Abstract
Masked Image Modeling (MIM) offers a promising approach to self-supervised representation learning, however existing MIM models still lag behind the state-of-the-art. In this paper, we systematically analyze target representations, loss functions, and architectures, to introduce CAPI – a novel pure-MIM framework that relies on the prediction of latent clusterings. Our approach leverages a clustering-based loss, which is stable to train, and exhibits promising scaling properties. Our ViT-L backbone, CAPI, achieves 83.8% accuracy on ImageNet and 32.1% mIoU on ADE20K with simple linear probes, substantially outperforming previous MIM methods and approaching the performance of the current state-of-the-art, DINOv2. We release all our code and models.
Notes
Summary
Objective: Patch-level clustering agreement between teacher and masked student Encoder: ViT processes only unmasked patches. Predictor: For each MASK + pos_embed token, cross_attention aggregates visible context latents into each masked token independently. Target encoder: EMA of encoder. Processes all patches.
Implementation details
Objective
There’s a bit of nuance in “clustering”. The best way to explain this is by recalling how iBOT/DINO/DINOv2 does clustering:
- The student’s gets fed input with mask tokens, produces patch embeddings, feeds them through the DINOHead (which is composed of 3x MLP layers) and a 1 Linear Layer with out dim=65k.

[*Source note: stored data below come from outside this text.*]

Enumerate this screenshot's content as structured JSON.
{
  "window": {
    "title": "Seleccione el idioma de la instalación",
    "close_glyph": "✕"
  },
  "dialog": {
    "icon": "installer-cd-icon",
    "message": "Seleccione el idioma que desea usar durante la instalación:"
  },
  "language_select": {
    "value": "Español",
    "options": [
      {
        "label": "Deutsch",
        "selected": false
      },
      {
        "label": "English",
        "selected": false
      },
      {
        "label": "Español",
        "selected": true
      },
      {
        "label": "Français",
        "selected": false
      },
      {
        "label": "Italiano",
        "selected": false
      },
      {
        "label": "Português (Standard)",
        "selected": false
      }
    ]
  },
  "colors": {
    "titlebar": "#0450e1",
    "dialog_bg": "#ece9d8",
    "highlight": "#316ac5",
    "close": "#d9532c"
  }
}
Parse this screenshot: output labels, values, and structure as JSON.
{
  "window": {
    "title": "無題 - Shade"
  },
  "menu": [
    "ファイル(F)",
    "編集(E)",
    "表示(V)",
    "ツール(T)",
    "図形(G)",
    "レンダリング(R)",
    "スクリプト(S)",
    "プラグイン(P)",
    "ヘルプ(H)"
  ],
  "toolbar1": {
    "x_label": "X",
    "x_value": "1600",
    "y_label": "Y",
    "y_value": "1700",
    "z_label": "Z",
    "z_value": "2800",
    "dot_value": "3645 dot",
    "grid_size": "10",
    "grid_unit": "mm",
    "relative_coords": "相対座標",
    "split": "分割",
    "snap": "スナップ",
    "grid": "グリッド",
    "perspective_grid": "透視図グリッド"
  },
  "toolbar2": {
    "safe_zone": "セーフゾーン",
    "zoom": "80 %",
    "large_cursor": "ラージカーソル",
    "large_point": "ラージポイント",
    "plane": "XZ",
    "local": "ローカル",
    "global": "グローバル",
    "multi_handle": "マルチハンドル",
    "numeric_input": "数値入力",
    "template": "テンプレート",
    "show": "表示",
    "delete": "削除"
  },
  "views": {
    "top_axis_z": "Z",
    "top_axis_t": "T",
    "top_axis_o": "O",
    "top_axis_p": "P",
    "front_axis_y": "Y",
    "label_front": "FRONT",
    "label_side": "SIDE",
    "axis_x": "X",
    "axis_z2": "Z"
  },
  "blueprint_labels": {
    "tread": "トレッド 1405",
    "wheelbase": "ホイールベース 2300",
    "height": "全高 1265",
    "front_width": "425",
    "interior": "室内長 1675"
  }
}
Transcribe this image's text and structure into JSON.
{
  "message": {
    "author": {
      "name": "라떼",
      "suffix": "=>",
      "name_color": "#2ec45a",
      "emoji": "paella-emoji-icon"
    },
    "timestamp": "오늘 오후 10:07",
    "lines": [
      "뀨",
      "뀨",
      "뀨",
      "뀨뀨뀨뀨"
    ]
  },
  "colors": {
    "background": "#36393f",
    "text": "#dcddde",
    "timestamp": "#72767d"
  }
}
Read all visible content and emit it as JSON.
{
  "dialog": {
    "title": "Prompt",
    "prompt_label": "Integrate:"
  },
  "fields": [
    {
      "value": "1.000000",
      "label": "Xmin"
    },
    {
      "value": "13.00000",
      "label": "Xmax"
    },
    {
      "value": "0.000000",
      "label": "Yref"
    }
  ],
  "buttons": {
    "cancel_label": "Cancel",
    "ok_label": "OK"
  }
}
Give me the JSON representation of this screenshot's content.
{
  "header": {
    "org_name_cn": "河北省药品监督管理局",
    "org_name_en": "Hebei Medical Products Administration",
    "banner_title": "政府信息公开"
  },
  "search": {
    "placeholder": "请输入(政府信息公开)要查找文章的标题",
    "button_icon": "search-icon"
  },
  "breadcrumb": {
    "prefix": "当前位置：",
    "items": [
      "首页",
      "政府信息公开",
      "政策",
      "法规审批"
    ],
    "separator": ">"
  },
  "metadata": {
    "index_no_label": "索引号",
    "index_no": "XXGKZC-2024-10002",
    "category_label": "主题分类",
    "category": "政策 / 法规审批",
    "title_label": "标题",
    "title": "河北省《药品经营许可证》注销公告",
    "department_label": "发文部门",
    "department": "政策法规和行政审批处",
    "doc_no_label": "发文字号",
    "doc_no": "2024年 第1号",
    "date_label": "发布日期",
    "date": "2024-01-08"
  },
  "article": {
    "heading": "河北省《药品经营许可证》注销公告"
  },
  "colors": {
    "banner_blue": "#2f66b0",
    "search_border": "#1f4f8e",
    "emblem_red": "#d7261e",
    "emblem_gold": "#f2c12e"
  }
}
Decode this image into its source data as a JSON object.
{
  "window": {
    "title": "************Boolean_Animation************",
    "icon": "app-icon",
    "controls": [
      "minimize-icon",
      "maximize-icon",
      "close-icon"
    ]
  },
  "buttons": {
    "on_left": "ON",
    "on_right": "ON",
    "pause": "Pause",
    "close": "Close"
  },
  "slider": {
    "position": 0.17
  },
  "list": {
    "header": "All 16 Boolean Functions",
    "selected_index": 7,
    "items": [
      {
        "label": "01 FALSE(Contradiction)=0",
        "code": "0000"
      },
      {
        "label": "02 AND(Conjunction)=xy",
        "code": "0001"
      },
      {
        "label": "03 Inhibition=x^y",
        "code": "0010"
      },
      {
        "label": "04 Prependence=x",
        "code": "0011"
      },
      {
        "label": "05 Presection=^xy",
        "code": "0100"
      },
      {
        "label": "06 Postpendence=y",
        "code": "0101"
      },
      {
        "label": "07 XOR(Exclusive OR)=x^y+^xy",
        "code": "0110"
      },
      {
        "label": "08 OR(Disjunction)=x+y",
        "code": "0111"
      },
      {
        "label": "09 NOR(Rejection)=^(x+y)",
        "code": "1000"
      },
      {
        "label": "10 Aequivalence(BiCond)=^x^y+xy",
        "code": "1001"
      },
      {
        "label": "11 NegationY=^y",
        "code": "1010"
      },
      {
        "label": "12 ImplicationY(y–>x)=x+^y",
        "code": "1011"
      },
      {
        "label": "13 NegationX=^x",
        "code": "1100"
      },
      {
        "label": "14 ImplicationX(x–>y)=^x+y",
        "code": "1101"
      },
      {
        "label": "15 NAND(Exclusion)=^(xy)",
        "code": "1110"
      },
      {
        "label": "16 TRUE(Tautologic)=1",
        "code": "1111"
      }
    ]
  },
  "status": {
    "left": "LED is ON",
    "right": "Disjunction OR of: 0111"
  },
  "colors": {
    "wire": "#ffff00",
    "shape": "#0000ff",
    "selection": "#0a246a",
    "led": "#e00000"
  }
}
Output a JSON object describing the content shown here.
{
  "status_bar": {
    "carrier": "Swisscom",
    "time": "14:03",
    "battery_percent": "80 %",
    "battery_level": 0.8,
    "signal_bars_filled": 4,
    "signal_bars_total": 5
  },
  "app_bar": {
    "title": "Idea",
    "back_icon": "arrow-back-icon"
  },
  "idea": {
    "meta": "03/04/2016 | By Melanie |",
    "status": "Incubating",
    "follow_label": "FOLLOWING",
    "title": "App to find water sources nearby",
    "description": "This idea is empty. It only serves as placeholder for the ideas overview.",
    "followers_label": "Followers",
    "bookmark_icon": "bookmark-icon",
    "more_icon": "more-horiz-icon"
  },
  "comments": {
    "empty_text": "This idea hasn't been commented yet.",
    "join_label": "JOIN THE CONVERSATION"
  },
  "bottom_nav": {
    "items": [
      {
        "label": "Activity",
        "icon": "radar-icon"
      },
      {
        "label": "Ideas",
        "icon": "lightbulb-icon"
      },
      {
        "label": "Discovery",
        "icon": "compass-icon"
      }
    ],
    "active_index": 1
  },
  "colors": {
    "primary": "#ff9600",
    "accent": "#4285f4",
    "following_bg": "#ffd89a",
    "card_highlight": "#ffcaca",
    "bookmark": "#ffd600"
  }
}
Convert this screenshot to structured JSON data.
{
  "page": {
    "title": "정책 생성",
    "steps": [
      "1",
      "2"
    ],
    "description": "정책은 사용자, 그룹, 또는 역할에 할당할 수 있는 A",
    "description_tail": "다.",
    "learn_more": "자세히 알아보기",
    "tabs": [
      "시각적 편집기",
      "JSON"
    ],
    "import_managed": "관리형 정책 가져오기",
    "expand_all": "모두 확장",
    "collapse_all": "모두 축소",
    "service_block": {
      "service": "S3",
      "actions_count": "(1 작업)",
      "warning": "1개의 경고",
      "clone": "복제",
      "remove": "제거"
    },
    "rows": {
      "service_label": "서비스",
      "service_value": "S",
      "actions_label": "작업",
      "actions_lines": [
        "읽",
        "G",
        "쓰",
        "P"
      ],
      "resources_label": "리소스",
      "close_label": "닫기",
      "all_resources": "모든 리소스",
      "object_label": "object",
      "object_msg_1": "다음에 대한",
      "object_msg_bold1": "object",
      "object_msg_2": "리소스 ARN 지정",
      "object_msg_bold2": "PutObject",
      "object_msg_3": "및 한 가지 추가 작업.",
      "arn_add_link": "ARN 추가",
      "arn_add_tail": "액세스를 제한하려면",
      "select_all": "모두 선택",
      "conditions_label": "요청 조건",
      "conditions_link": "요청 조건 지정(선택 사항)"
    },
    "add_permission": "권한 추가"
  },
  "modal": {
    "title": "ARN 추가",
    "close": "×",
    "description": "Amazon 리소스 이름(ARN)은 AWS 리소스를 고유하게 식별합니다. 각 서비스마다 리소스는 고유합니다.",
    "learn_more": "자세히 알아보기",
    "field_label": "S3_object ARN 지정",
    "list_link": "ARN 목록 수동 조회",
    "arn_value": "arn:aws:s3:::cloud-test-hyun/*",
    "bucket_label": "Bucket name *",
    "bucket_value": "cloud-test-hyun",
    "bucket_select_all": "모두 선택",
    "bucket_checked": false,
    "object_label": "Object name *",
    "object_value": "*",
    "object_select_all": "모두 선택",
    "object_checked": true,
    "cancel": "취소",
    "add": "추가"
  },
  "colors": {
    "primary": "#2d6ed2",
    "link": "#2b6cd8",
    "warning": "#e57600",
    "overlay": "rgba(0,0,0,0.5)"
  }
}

- The teacher gets fed the unmasked input, produces patch embeddings, feeds them through the DINOHead and the output Linear and applies a final SK after that to the assignments. Crucially both the DINOHead and the teacher encoder weights are EMA updated.
CAPI doesn’t use the DINOHead (dropping the EMA-updated 3x MLP’s). Both student and teacher only have the final Linear layer with out dim=65k (ref1, ref2). The teacher’s encoder is EMA updated, but its output linear layer is not (it is trained by matching its latents to the prototype assignments, see ref1, ref2).
Predictor architecture
CAPI doesn’t feed mask inputs to the student encoder, only unmasked ones (like MAE). The predictor module is the one that does the heavy lifting, taking masked tokens and cross attending to unmasked latents to produce reconstructions (like CrossMAE, see its figure 3 for a better visualization).
This also has a nice property:
“[…] mask tokens do not interact with each other in the cross-attention mechanism, i.e. each prediction is independent of other positions. This alleviates the need for multiple predictor forward passes with different prediction sets, as used in I-JEPA.”
Positional collapse and position-wise SK
“While training CAPI, we observed a specific type of representation collapse as the positional encoding started outweighing the content of the patch embeddings. In the extreme case, the model learns to predict the position of the masked tokens instead of their content, resulting in a zero loss with a trivial model. […] By running the SK separately at each position in Eq. (4), we force the joint distribution of tokens over positions and clusters to be near-uniform. Uniformity of the joint distribution directly implies zero mutual information between the clustering and the targets.”
# ...
if not self.positionwise_sk:
logits = logits.flatten(0, -2)
assignments = sinkhorn_knopp(logits.detach() / self.target_temp, n_iterations=self.n_sk_iter)
tgt = assignments.flatten(0, -2).float()
# ...